Thursday, May 18, 2017

'Reimagined' subway stations up next as MTA issues RFP for renovations

Written by  Stuart Chirls, senior editor, Railway Age
A rendering of New York City subway station renovations. A rendering of New York City subway station renovations. MTA

Just a day after announcing an aggressive initiative to fix delays, the Metropolitan Transportation Authority (MTA) issued a Request for Proposals as part of a program to dramatically renovate subway stations in Manhattan.


The stations – 163rd Street, Cathedral Parkway (110th Street), 86th Street, and 72nd Street – will undergo extensive renovations under private design-build contracts, part of a larger program to "reimagine" 33 stations across the city.

"These four stations are part of an initiative that represents a fundamental transformation for how the MTA does business, and deals with its customers," MTA Interim Executive Director Ronnie Hakim said. "Rather than doing a few component repairs, and stretching the work out over nights and weekends, we are taking a new top to bottom approach, renovating stations to bring customers a dramatically enhanced experience, and providing them with the tools they need for a better commute."

Renovations will add countdown clocks, wi-fi, USB ports, more intuitive way-finding to guide passengers, and LED lighting. The work will take place under rapid timeframes, with temporary station closures to enable contractors to complete work as quickly as possible.

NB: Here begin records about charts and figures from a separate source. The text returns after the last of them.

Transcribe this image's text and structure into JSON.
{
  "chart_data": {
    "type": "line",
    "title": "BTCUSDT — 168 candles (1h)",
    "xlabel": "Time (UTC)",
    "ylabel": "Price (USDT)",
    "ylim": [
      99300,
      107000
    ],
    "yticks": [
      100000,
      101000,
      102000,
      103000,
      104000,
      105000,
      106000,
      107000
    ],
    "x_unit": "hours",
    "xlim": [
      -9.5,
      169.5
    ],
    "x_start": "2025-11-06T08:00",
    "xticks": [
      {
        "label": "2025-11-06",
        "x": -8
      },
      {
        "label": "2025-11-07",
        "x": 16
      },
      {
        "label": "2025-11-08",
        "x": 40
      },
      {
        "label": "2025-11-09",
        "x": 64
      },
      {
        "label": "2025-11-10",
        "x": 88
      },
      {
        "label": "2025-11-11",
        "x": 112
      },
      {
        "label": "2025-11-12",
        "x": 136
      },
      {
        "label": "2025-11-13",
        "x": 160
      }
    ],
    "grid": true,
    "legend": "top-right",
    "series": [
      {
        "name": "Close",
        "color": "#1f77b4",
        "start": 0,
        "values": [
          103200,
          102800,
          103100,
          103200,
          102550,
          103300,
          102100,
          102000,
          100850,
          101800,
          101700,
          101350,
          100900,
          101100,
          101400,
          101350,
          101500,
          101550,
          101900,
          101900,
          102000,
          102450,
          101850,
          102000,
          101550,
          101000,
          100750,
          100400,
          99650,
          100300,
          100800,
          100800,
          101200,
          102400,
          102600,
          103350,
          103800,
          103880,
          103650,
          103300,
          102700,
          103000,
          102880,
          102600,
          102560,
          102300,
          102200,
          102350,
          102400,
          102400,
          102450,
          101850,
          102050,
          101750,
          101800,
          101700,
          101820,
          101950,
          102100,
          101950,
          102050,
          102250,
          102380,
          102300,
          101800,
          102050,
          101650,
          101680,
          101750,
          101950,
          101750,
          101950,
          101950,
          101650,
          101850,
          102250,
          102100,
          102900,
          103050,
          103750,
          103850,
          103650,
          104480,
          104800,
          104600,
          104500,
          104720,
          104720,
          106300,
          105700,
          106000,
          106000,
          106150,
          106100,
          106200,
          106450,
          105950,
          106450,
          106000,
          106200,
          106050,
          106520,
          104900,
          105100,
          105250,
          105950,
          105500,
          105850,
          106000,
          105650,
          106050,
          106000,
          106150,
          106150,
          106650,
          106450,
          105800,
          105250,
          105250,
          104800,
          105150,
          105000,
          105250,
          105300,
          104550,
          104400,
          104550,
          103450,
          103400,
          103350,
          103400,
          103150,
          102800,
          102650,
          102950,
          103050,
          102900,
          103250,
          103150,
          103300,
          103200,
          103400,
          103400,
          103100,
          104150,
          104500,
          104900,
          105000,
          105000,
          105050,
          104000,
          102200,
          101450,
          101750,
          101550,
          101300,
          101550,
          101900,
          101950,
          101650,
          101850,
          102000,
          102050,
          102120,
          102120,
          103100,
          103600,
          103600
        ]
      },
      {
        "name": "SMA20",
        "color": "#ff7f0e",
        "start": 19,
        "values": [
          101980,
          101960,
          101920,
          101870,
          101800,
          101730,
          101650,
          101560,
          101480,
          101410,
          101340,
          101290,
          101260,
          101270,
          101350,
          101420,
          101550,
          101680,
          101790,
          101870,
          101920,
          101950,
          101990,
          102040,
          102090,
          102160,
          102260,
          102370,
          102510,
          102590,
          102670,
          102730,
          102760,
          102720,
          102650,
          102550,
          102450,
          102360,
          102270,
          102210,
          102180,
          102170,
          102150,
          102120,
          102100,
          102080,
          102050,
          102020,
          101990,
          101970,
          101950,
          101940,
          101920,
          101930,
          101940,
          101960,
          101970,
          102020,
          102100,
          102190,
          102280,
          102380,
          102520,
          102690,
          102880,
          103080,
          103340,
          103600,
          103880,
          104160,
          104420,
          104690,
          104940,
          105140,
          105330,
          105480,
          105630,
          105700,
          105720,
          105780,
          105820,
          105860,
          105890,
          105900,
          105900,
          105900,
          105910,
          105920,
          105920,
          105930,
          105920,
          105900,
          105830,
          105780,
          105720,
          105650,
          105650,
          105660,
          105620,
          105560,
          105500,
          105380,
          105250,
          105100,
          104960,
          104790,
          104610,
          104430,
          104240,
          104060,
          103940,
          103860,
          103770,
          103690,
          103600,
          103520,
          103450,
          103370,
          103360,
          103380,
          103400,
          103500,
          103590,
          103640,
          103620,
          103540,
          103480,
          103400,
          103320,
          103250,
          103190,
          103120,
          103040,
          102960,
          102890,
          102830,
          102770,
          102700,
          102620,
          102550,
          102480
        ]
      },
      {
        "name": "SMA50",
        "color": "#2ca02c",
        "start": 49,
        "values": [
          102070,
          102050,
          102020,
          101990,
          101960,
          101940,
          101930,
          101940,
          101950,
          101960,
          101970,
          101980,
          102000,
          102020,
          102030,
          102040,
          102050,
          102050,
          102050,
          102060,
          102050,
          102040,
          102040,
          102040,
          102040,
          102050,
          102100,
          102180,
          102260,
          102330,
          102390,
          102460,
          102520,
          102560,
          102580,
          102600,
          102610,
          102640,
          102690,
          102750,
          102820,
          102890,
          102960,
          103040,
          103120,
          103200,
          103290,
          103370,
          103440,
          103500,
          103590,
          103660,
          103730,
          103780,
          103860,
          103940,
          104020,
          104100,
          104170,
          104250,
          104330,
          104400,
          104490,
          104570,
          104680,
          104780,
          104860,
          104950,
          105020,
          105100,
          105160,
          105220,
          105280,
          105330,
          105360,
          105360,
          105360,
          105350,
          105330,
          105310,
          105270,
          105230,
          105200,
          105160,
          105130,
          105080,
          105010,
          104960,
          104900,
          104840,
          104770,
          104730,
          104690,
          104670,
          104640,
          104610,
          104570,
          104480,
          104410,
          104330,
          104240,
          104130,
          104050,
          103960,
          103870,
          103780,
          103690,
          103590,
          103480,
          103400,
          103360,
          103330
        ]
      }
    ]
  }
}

Other enhancements include improved signage; digital, real-time train arrival information at subway entrances; informational totems at street level, and dashboards in control areas and on platforms. Cellular phone connectivity and security cameras will be upgraded, and new art installed.

Other improvements:

Terracotta tile and LED handrails at entrances;

• LED handrails at entrances;

• A new canopy at street level and granite flooring on the mezzanine at the 110 St Station;

• New tactile warning strips at platform edges;

• Glass barriers at fare array;

• Removal of paint from ceilings at all stations.

The agency will consider the architectural legacy of each station during renovations, considering historical elements during redesign.

The renovation will also involve state-of-good-repair renewals of concrete, steel, waterproofing, paint and repair of existing entrance railings and refurbished stairs.

At the start, minor construction activities will be performed while the stations remain operational. To fast-track renovations, the stations will be temporarily closed; MTA said contractors are incentivized to keep closures as short as possible but did not provide details. All major construction will be completed during the closures, and a contractor's ability to limit the duration of closures will be a major factor in awarding contracts.

Work at all four stations is slated for completion within 14 months of the date of award.

The station project began March 27 at 53rd Street in Brooklyn. Other stations in the program include Prospect Avenue and Bay Ridge Avenue in Brooklyn, and Broadway, 30th Avenue, 36th Avenue, and 39th Avenue stations on the Astoria Line in Queens.

New York Gov. Andrew Cuomo announced the redesign plan in July 2016 and MTA issued a Request for Proposals for the first three stations in the program, Prospect Avenue, 53rd Street, and Bay Ridge Avenue. At the completion of the project, the station enhancements will be distributed across the five boroughs.

The lead design consultants on the stations are Grimshaw Architects and Arup, both of which have offices in New York City.